What does your gut tell you? Do you feel safe?
When I first saw the note, it immediately struck me as personal and my immediate thought was it was a friend I frequently go for a run with at this particular park. The reason for this was the big smiley face at the end of the note. Like they were trying to get my attention or possibly being passive aggressive. But after checking with all my friends, none of them admitted to playing a funny joke on me and one then suggested "ever think it was possibly your ex? She knows how often you go there". That's when I got a chill and thought of the unknown # calls and the fake instagram accounts trying to follow me out of the blue.
As far as feeling safe. At this moment I do still feel safe. She is quite a capable manipulator but I have not heard of her doing anything "crazy" like damaging property or worse. She had made a joke once or twice when things were going good saying things like "I wouldn't suggest ever leaving me..." I just shrugged it off as her trying to be cute.
When I heard she had moved on with someone else, I was almost partly relieved cause I figured I was safe from any games or retribution which so many on here have encountered to some degree. But because so many with BPD use rebounds as a way to cope, it doesn't necessarily mean they're over the relationship and I guess they could still be capable of some weird behavior.
She also doesn't drive but she frequently hangs out with her sister on weekends and I honestly feel her sister is more unstable than she is so including her in some game wouldn't be far fetched.
Have you ever shown a level of emotional pride or joy for your car? It is something that could spark an irrational form of jealousy. Or is it a modest choice, means of transport.
Women have cut up guys entire clothes in their wardrobes. Damaged their cars, attacked their new partners.
Then there are women like my mother who are oblivious to the world and would park right next to a car in an empty lot for no real apparent reason and leave a note thinking it is just the right thing to do.
It is not paranoia you have here, it is just you have picked up on these things and have some suspicions.
Some practical choices depending on how much you care about this. a pair of front and rear dashcams that record whilst you are away is a cheap option. Id continue to live my life as normal, stuff can happen, that is what insurance companies are for. Id hold on to the note for awhile in case any other odd ones appear and a pattern emerges. Id see that as something for law enforcement and make it their issue to deal with giving enough build up of evidence that their is some sort of harassment going on.

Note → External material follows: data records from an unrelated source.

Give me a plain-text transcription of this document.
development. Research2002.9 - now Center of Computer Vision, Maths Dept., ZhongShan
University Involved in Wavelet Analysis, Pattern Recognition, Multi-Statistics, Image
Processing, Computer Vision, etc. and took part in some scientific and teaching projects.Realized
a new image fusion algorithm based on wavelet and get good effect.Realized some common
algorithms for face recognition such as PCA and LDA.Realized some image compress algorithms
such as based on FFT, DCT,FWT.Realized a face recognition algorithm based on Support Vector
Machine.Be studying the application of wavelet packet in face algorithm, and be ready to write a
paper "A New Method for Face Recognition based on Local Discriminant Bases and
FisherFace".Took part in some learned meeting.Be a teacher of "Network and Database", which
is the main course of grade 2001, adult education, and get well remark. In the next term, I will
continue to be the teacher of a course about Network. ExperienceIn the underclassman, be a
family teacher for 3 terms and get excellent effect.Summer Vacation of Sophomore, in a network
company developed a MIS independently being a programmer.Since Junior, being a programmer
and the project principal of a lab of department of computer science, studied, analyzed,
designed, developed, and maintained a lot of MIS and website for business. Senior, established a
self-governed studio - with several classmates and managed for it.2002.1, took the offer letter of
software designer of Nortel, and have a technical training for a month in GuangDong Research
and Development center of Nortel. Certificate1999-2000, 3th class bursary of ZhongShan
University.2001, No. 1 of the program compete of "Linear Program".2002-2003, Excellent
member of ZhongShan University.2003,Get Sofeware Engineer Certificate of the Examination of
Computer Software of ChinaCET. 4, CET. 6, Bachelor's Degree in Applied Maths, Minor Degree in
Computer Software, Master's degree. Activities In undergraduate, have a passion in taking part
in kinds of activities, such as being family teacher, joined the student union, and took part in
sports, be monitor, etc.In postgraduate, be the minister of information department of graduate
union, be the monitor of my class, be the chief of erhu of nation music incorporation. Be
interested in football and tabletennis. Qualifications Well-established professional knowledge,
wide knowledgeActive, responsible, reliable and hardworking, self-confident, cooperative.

Ive had a few odd things happen to me when I went no contact, my ex stalked me during the relationship and has followed up on stalking previous relationships she had, but this behaviour is trigger related, fizzles out as she enters new relationships and they become the primary focus.
When I read that you are not sure it is her but at the same time I read that you suspect she is capable of behaving this way. I took that onboard as important - it proved to me that even to feel this way regardless of concrete proof, it showed that I was right to leave, I did not trust her to the level I wanted to have had and that I believed she was sad enough to do these things (something I dont feel attracted to).
It just made it easier to detach in the end.
That is a great suggestion as far as keeping a journal on the weird things going on. I still have the note and I definitely will hold onto it for now in case things escalate.
As far as the vehicle I was using that day, it's just a modest vehicle to get me where I need to go. I do have another vehicle that I care about quite a bit more that I rarely drive. I probably will be leaving that one at home for a while.
When I got into this relationship, I was pretty ignorant to how serious BPD was. I chose to believe that if I loved her unconditionally (which she noted during our breakup that I was the only one who has loved her this way) and provided tons of support, I could "save" her. After seeing so many stories of others who have dated someone with BPD and how closely they resembled mine and the countless experts/therapists who say you cannot have a successful relationship with an untreated person with BPD, I knew I had to leave for good. I told her I would only be willing to stay if she started going to therapy and told her I'd go with her if she wished. She declined both. She attempted reconciliation several days later and I declined saying unless she was willing to make meaningful changes, I needed to move on. That's when I went no contact and have been no contact for close to 30 days now.
I will consider the cameras if things escalate. That is a very good idea. I'm praying my gut is wrong though.
I will update if anything new happens. Fingers crossed nothing happens.